Ce n’est pas en restant figés et prostrés sur nos difficultés ou nos
ressassements que nous pouvons accéder à cette paix intérieure, mais c’est en
marchant… en essayant d’aller de l’avant, malgré tout.
« Lève-toi, prends ton grabat et
marche ! » L’Evangile
c'est cela : une Bonne Nouvelle qui nous remet en marche et nous dynamise… qui
nous permet de surmonter nos blessures, nos failles et nos découragements.

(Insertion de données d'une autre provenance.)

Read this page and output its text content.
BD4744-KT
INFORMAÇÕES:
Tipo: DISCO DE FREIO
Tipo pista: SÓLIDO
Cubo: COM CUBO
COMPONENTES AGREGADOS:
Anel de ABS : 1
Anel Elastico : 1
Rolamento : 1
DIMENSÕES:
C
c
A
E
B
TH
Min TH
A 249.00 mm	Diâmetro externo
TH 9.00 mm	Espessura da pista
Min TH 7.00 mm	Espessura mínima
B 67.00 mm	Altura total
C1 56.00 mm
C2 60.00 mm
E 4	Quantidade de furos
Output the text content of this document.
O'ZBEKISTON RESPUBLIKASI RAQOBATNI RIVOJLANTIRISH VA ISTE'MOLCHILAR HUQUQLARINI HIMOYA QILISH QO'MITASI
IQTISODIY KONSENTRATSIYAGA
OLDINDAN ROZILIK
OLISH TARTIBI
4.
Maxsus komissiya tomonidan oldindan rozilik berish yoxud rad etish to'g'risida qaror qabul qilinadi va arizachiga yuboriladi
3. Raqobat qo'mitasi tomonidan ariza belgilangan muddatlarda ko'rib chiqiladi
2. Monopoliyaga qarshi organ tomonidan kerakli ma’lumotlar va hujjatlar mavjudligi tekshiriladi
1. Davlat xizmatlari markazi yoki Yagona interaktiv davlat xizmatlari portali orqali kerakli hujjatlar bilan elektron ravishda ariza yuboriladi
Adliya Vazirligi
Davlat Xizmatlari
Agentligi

C’est une Parole d’envoi qui nous permet d'assumer notre passé, pour nous
tourner résolument vers l’avenir et vers les autres.
Amen.
[1] Littéralement : « Veux-tu
devenir sain, bien-portant, sensé ? »
[2] Le malade est
« asthénique ». Le mot grec « astheneia » (qui
signifie sans force, sans vigueur) désigne un état de faiblesse ou
de maladie. C’est un état de fatigue généralisé dont la cause peut-être
physique ou psychique.
[3] On
trouve ici le mot grec « gnosis »,
qui désigne la connaissance, une connaissance subtile.
[4] Nous savons qu’il y a des
situations dans la vie qui provoquent des inhibitions profondes, qu’il y a des
blocages qui détruisent notre volonté, notre personnalité, et conduisent à des
dépressions si graves qu’elles provoquent des troubles psychiques et
physiologiques : sentiment de lassitude, d’usure, d’isolement,
dévalorisation totale, perte du langage, anorexie mentale, et même paralysie
des membres. Le malade ressasse ses malheurs, s’enferme dans le passé, sombre
dans la dépression. Cloîtré dans l’isolement, il ne parvient pas à se libérer
de son mal intérieur. Alors la maladie physique se mêle à la maladie
spirituelle, la paralysie du corps se fait aussi paralysie de l’âme [psyché].
Le repli sur soi, le découragement, la perte de volonté, l’enfermement dans la
peur ou la culpabilité, l’absence de discernement, l’immobilisation dans
l’indécision et la dépendance vis-à-vis des autres, la perte de sa liberté de
décision en sont des caractéristiques bien connues.